Fond 2 : Philosophie politique

Le reste du site, simple série d'applications de cette philosophie politique, est évidemment bien moins dense, et donc bien plus accessible : mais la vraie liberté exige aussi l'effort


Toute société, donc la nôtre, est système de pouvoir. Il s'y associe une forme économique. Mais ni le système, ni la forme, capitaliste ou non, ne sont de la "nature humaine". Il en résulte que si, au lieu de s'empresser à étudier des surfaces actuelles, on va chercher assez profond dans ce qui nous vient de l'histoire et même de l'évolution des espèces, on a des chances de comprendre tout le reste.

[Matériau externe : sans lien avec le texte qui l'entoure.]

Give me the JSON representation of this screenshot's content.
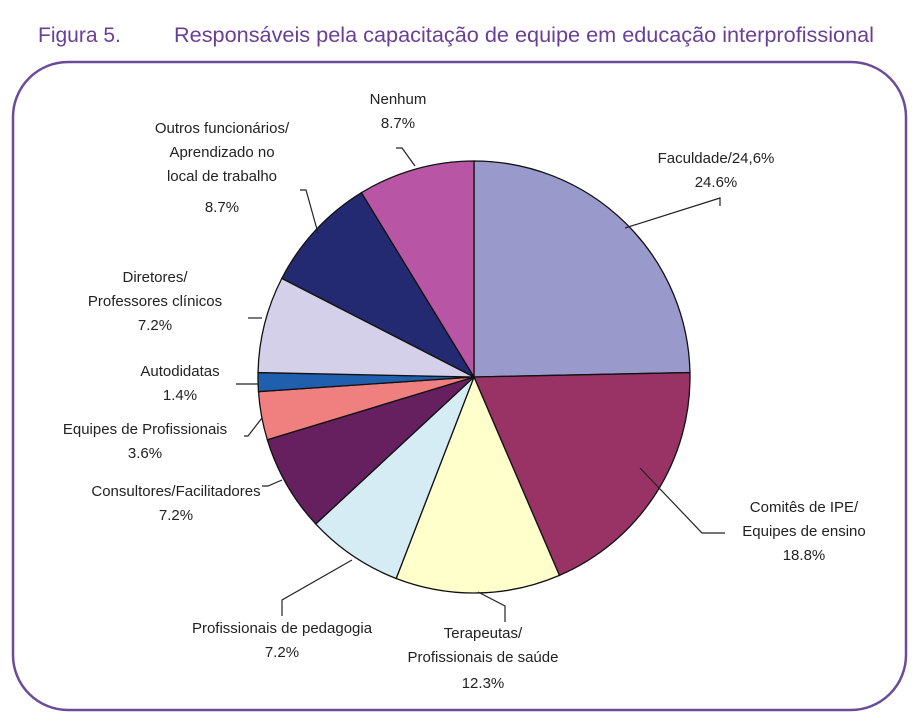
{
  "chart_data": {
    "type": "pie",
    "figure_label": "Figura 5.",
    "title": "Responsáveis pela capacitação de equipe em educação interprofissional",
    "categories": [
      "Faculdade/24,6%",
      "Comitês de IPE/\nEquipes de ensino",
      "Terapeutas/\nProfissionais de saúde",
      "Profissionais de pedagogia",
      "Consultores/Facilitadores",
      "Equipes de Profissionais",
      "Autodidatas",
      "Diretores/\nProfessores clínicos",
      "Outros funcionários/\nAprendizado no\nlocal de trabalho",
      "Nenhum"
    ],
    "values": [
      24.6,
      18.8,
      12.3,
      7.2,
      7.2,
      3.6,
      1.4,
      7.2,
      8.7,
      8.7
    ],
    "value_labels": [
      "24.6%",
      "18.8%",
      "12.3%",
      "7.2%",
      "7.2%",
      "3.6%",
      "1.4%",
      "7.2%",
      "8.7%",
      "8.7%"
    ],
    "colors": [
      "#9999cc",
      "#993366",
      "#ffffcc",
      "#d6ecf5",
      "#66205f",
      "#f08080",
      "#1f5fad",
      "#d5d0ea",
      "#232a72",
      "#b855a5"
    ]
  }
}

Si au contraire on s'arrête au pseudo-concret des apparences présentes, on est d'avance vaincu. La question des élections de 2012 entre dans ce cadre de réflexion. La question des énormes injustices sociales et planétaires aussi. Le choix de départ est donc celui des chances de contribuer à la victoire de la cause humaine, ou de préparer de nouveaux et terribles échecs en refusant quelques heures de réflexion et de prise de distance à la trop fameuse "actualité".
On ne cherchera pas ici d'impossibles précisions de mots sur le fond humain ; on parlera pour abréger d'instincts. Alors, à la base de l'histoire et du présent, on doit voir quelque chose de très fort qui conduit à la volonté de pouvoir, et qui s'appelle en science du comportement l'agressivité. C'est l'écho universel de ce moteur premier qui, plus ou moins provisoirement mais avec une aisance terrifiante, rassemble les singes que sont les humains autour de tout et n'importe quoi. Les meneurs s'appuient là-dessus, les embarras des progressistes viennent d'une inconscience partielle ou totale de cette universalité animale. En outre — et c'est essentiel, ici et ailleurs — on n'en parle guère, et s'il arrive malgré tout qu'on en parle c'est pour sombrer très vite dans la rengaine des caractères exceptionnels de l'espèce humaine : folle vanité, pour refouler le terrible magma sous-jacent.
C'est ainsi que, au départ de tout grand mouvement de l'histoire, en général barbare par la force des choses, il y a une mise en condition par mensonges et illusions aux puissants échos : par exemple l'espoir de vie éternelle ou de pillage sans trop de risques — ceci résume en particulier l'histoire des Croisades —.
Pour fabriquer cette drogue préliminaire il faut :
– un représentant de surnaturel supposé invincible, guide, leader ou Führer
– un groupe ennemi assez étendu pour représenter l'arrachement potentiel d'importantes richesses
– un esprit de corps, sentiment d'appartenance à réchauffer régulièrement par litanies, hymnes ou autres martèlements de propagandes, qui se charge de différencier le clan agressif et les victimes désignées pour la conquête : celles-ci pouvant être les Noirs, les Indiens, les juifs, les femmes, les musulmans, les habitants de certains quartiers, les gens qui gagnent moins de 5.000 € par mois — c'est-à-dire n'importe qui, de préférence aussi aisément repérable que possible —.
A partir de ces trois volets de la constitution de troupes, les avides de divers égoïsmes et obédiences peuvent compter sur des partisans, en flots d'instinct grégaire. Cela aussi est primitif, donc d'une rare puissance et d'une absolue barbarie. Toute la question pour les seigneurs de guerre est là : répandre l'oubli féroce de la réalité humaine de base, au profit de jouissances perverses et intenses, au profit de l'ébriété ridicule et criminelle d'instables dominations ; ensuite et en conséquence, ils peuvent compter sur le respect de troupeaux pour l'arrogance et l'acharnement réactionnaires du pouvoir : toutes insolences que beaucoup appellent, par une bassesse de rare intensité, force voire grandeur de caractère.
Mais cette ébriété collective ne peut engendrer que des déséquilibres monstrueux, comme des guerres mondiales et coloniales (en 2011 : Libye récemment, Syrie tout à l'heure, Iran demain). De cette façon épouvantable, les psychopathes de la domination à n'importe quel prix ne sont certes pas ceux qui paient au départ les frais de leurs crimes. Il y a tout de même une immense affaire : la réalité les rattrape toujours, eux et leurs empires. Et quoi qu'on fasse, elle restera vivace de par les fondamentaux de "nature humaine", très dangereusement pour les tricheurs.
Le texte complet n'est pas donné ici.